È una delle misure più ambiziose adottate negli ultimi anni in Europa sul fronte della mobilità, pensata per semplificare l’accesso ai mezzi pubblici e ridurre il peso economico degli spostamenti quotidiani. Dal 19 gennaio 2026 la Spagna ha introdotto un nuovo abbonamento mensile nazionale ai trasporti pubblici, dal costo di 60 euro per gli adulti e 30 euro per i giovani sotto i 26 anni.
Il nuovo pass [1] consente di viaggiare in modo illimitato su treni suburbani e regionali, servizi ferroviari a media percorrenza e autobus interregionali gestiti dallo Stato, coprendo di fatto l’intero territorio nazionale con un unico titolo di viaggio. L’obiettivo dichiarato dal governo guidato da Pedro Sánchez è duplice: da un lato incentivare l’abbandono dell’auto privata, dall’altro sostenere famiglie, studenti e lavoratori in un contesto di inflazione e aumento del costo della vita.
Secondo le stime dell’esecutivo, l’abbonamento potrebbe garantire risparmi superiori al 50 per cento per i pendolari che utilizzano regolarmente il trasporto pubblico, contribuendo al tempo stesso a ridurre traffico, emissioni e congestione urbana. La misura si inserisce in una strategia più ampia di transizione ecologica e di riforma del sistema dei trasporti [2], che negli ultimi anni ha già visto la Spagna sperimentare forme di gratuità o forti sconti sui servizi ferroviari.
La Spagna si inserisce così in una tendenza europea che vede altri paesi, come Germania, Svizzera, Ungheria e Portogallo, adottare soluzioni simili per ridurre la dipendenza dagli autoveicoli privati e incentivare l’uso dei trasporti collettivi. In Germania, ad esempio, il “Deutschlandticket” è stato introdotto nel 2023 a 49 euro al mese e rappresenta un punto di riferimento per chi sostiene politiche di mobilità integrate e a basso costo.

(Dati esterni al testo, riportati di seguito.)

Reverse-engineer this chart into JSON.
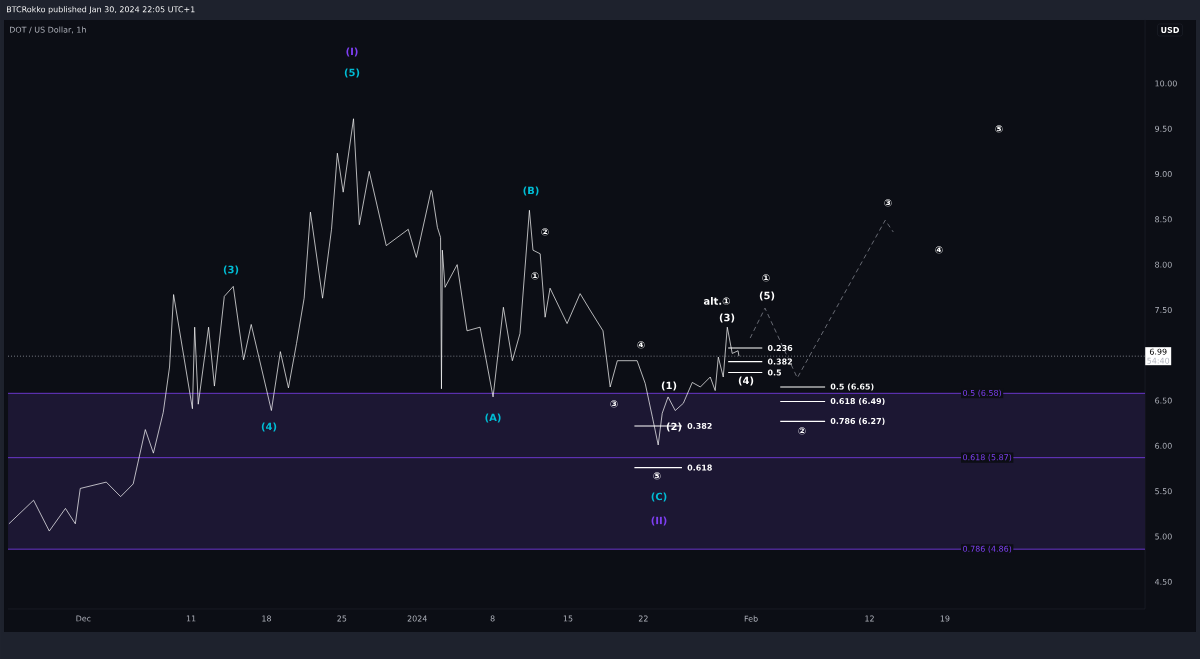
{
  "chart_data": {
    "type": "line",
    "title": "DOT / US Dollar, 1h",
    "subtitle": "BTCRokko published Jan 30, 2024 22:05 UTC+1",
    "ylabel": "USD",
    "xlim": [
      "2023-11-24T00:00",
      "2024-03-08T14:00"
    ],
    "ylim": [
      4.2,
      10.7
    ],
    "xticks": [
      {
        "value": "2023-12-01",
        "label": "Dec"
      },
      {
        "value": "2023-12-11",
        "label": "11"
      },
      {
        "value": "2023-12-18",
        "label": "18"
      },
      {
        "value": "2023-12-25",
        "label": "25"
      },
      {
        "value": "2024-01-01",
        "label": "2024"
      },
      {
        "value": "2024-01-08",
        "label": "8"
      },
      {
        "value": "2024-01-15",
        "label": "15"
      },
      {
        "value": "2024-01-22",
        "label": "22"
      },
      {
        "value": "2024-02-01",
        "label": "Feb"
      },
      {
        "value": "2024-02-12",
        "label": "12"
      },
      {
        "value": "2024-02-19",
        "label": "19"
      }
    ],
    "yticks": [
      {
        "value": 4.5,
        "label": "4.50"
      },
      {
        "value": 5.0,
        "label": "5.00"
      },
      {
        "value": 5.5,
        "label": "5.50"
      },
      {
        "value": 6.0,
        "label": "6.00"
      },
      {
        "value": 6.5,
        "label": "6.50"
      },
      {
        "value": 7.5,
        "label": "7.50"
      },
      {
        "value": 8.0,
        "label": "8.00"
      },
      {
        "value": 8.5,
        "label": "8.50"
      },
      {
        "value": 9.0,
        "label": "9.00"
      },
      {
        "value": 9.5,
        "label": "9.50"
      },
      {
        "value": 10.0,
        "label": "10.00"
      }
    ],
    "series": [
      {
        "color": "#ffffff",
        "line_style": "solid",
        "x": [
          "2023-11-24T02:00",
          "2023-11-26T09:00",
          "2023-11-27T20:00",
          "2023-11-29T08:00",
          "2023-11-30T06:00",
          "2023-11-30T17:00",
          "2023-12-03T03:00",
          "2023-12-04T11:00",
          "2023-12-05T15:00",
          "2023-12-06T18:00",
          "2023-12-07T12:00",
          "2023-12-08T10:00",
          "2023-12-09T00:00",
          "2023-12-09T09:00",
          "2023-12-11T03:00",
          "2023-12-11T08:00",
          "2023-12-11T16:00",
          "2023-12-12T15:00",
          "2023-12-13T04:00",
          "2023-12-14T02:00",
          "2023-12-14T22:00",
          "2023-12-15T21:00",
          "2023-12-16T14:00",
          "2023-12-18T11:00",
          "2023-12-19T07:00",
          "2023-12-20T01:00",
          "2023-12-20T19:00",
          "2023-12-21T12:00",
          "2023-12-22T02:00",
          "2023-12-23T05:00",
          "2023-12-24T01:00",
          "2023-12-24T14:00",
          "2023-12-25T03:00",
          "2023-12-26T02:00",
          "2023-12-26T15:00",
          "2023-12-27T13:00",
          "2023-12-29T03:00",
          "2023-12-31T04:00",
          "2023-12-31T22:00",
          "2024-01-02T07:00",
          "2024-01-02T09:00",
          "2024-01-02T21:00",
          "2024-01-03T04:00",
          "2024-01-03T06:00",
          "2024-01-03T08:00",
          "2024-01-03T14:00",
          "2024-01-04T17:00",
          "2024-01-05T15:00",
          "2024-01-06T20:00",
          "2024-01-08T01:00",
          "2024-01-09T00:00",
          "2024-01-09T20:00",
          "2024-01-10T13:00",
          "2024-01-11T10:00",
          "2024-01-11T18:00",
          "2024-01-12T10:00",
          "2024-01-12T21:00",
          "2024-01-13T08:00",
          "2024-01-14T22:00",
          "2024-01-16T03:00",
          "2024-01-17T01:00",
          "2024-01-18T06:00",
          "2024-01-18T22:00",
          "2024-01-19T14:00",
          "2024-01-21T10:00",
          "2024-01-22T04:00",
          "2024-01-22T20:00",
          "2024-01-23T09:00",
          "2024-01-23T18:00",
          "2024-01-24T07:00",
          "2024-01-24T23:00",
          "2024-01-25T17:00",
          "2024-01-26T13:00",
          "2024-01-27T07:00",
          "2024-01-28T05:00",
          "2024-01-28T16:00",
          "2024-01-28T23:00",
          "2024-01-29T10:00",
          "2024-01-29T19:00",
          "2024-01-30T06:00",
          "2024-01-30T19:00",
          "2024-01-30T21:00"
        ],
        "values": [
          5.14,
          5.4,
          5.06,
          5.31,
          5.14,
          5.53,
          5.6,
          5.44,
          5.58,
          6.18,
          5.92,
          6.37,
          6.87,
          7.67,
          6.41,
          7.31,
          6.46,
          7.31,
          6.66,
          7.65,
          7.76,
          6.95,
          7.34,
          6.39,
          7.04,
          6.64,
          7.13,
          7.63,
          8.58,
          7.63,
          8.39,
          9.23,
          8.8,
          9.61,
          8.44,
          9.03,
          8.21,
          8.39,
          8.08,
          8.82,
          8.8,
          8.41,
          8.3,
          6.63,
          8.16,
          7.75,
          8.0,
          7.27,
          7.31,
          6.54,
          7.53,
          6.94,
          7.24,
          8.6,
          8.16,
          8.12,
          7.42,
          7.74,
          7.35,
          7.68,
          7.5,
          7.27,
          6.65,
          6.94,
          6.94,
          6.69,
          6.32,
          6.01,
          6.36,
          6.54,
          6.39,
          6.47,
          6.7,
          6.65,
          6.76,
          6.61,
          6.98,
          6.76,
          7.31,
          7.02,
          7.05,
          6.99
        ]
      },
      {
        "color": "#8f929b",
        "line_style": "dashed",
        "x": [
          "2024-01-31T22:00",
          "2024-02-02T07:00",
          "2024-02-05T07:00",
          "2024-02-13T11:00",
          "2024-02-14T05:00"
        ],
        "values": [
          7.19,
          7.52,
          6.75,
          8.49,
          8.36
        ]
      },
      {
        "color": "#ffffff",
        "line_style": "solid",
        "x": [
          "2024-01-21T04:00",
          "2024-01-25T14:00"
        ],
        "values": [
          6.22,
          6.22
        ]
      },
      {
        "color": "#ffffff",
        "line_style": "solid",
        "x": [
          "2024-01-21T04:00",
          "2024-01-25T14:00"
        ],
        "values": [
          5.76,
          5.76
        ]
      },
      {
        "color": "#ffffff",
        "line_style": "solid",
        "x": [
          "2024-01-29T21:00",
          "2024-02-02T01:00"
        ],
        "values": [
          7.08,
          7.08
        ]
      },
      {
        "color": "#ffffff",
        "line_style": "solid",
        "x": [
          "2024-01-29T21:00",
          "2024-02-02T01:00"
        ],
        "values": [
          6.93,
          6.93
        ]
      },
      {
        "color": "#ffffff",
        "line_style": "solid",
        "x": [
          "2024-01-29T21:00",
          "2024-02-02T01:00"
        ],
        "values": [
          6.81,
          6.81
        ]
      },
      {
        "color": "#ffffff",
        "line_style": "solid",
        "x": [
          "2024-02-03T17:00",
          "2024-02-07T21:00"
        ],
        "values": [
          6.65,
          6.65
        ]
      },
      {
        "color": "#ffffff",
        "line_style": "solid",
        "x": [
          "2024-02-03T17:00",
          "2024-02-07T21:00"
        ],
        "values": [
          6.49,
          6.49
        ]
      },
      {
        "color": "#ffffff",
        "line_style": "solid",
        "x": [
          "2024-02-03T17:00",
          "2024-02-07T21:00"
        ],
        "values": [
          6.27,
          6.27
        ]
      }
    ],
    "bands": [
      {
        "axis": "y",
        "from": 4.86,
        "to": 6.58,
        "color": "#1c1733"
      }
    ],
    "ref_lines": [
      {
        "axis": "y",
        "value": 6.58,
        "label": "0.5 (6.58)",
        "color": "#7e3ff2",
        "line_style": "solid"
      },
      {
        "axis": "y",
        "value": 5.87,
        "label": "0.618 (5.87)",
        "color": "#7e3ff2",
        "line_style": "solid"
      },
      {
        "axis": "y",
        "value": 4.86,
        "label": "0.786 (4.86)",
        "color": "#7e3ff2",
        "line_style": "solid"
      },
      {
        "axis": "y",
        "value": 6.99,
        "label": "6.99",
        "color": "#9598a1",
        "line_style": "dotted"
      }
    ],
    "annotations": [
      "54:40",
      "(I)",
      "(5)",
      "(3)",
      "(4)",
      "(A)",
      "(B)",
      "(C)",
      "(II)",
      "①",
      "②",
      "③",
      "④",
      "⑤",
      "(1)",
      "(2)",
      "alt.①",
      "(3)",
      "(4)",
      "①",
      "(5)",
      "②",
      "③",
      "④",
      "⑤",
      {
        "text": "0.382",
        "x": "2024-01-25T14:00",
        "y": 6.22
      },
      {
        "text": "0.618",
        "x": "2024-01-25T14:00",
        "y": 5.76
      },
      {
        "text": "0.236",
        "x": "2024-02-02T01:00",
        "y": 7.08
      },
      {
        "text": "0.382",
        "x": "2024-02-02T01:00",
        "y": 6.93
      },
      {
        "text": "0.5",
        "x": "2024-02-02T01:00",
        "y": 6.81
      },
      {
        "text": "0.5 (6.65)",
        "x": "2024-02-07T21:00",
        "y": 6.65
      },
      {
        "text": "0.618 (6.49)",
        "x": "2024-02-07T21:00",
        "y": 6.49
      },
      {
        "text": "0.786 (6.27)",
        "x": "2024-02-07T21:00",
        "y": 6.27
      }
    ]
  }
}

Tuttavia, accanto agli elementi positivi, emergono limiti strutturali che rischiano di ridimensionare l’impatto reale dell’iniziativa. Il nuovo abbonamento, infatti, non include metropolitane, tram e autobus urbani, che restano sotto la gestione di enti locali e regionali. Per molti cittadini, soprattutto nelle grandi aree metropolitane, questo significa dover continuare ad acquistare titoli di viaggio separati per completare gli spostamenti quotidiani.
Senza una piena integrazione tariffaria tra livello statale e locale, il rischio è che l’abbonamento nazionale resti uno strumento efficace solo per una parte dell’utenza, più utile per i collegamenti interregionali che per la mobilità urbana quotidiana. In assenza di un coordinamento più stretto tra amministrazioni e di investimenti paralleli sulle infrastrutture, la riforma potrebbe fermarsi a una semplificazione dei costi, senza produrre quel cambiamento profondo nelle abitudini di mobilità che il governo promette.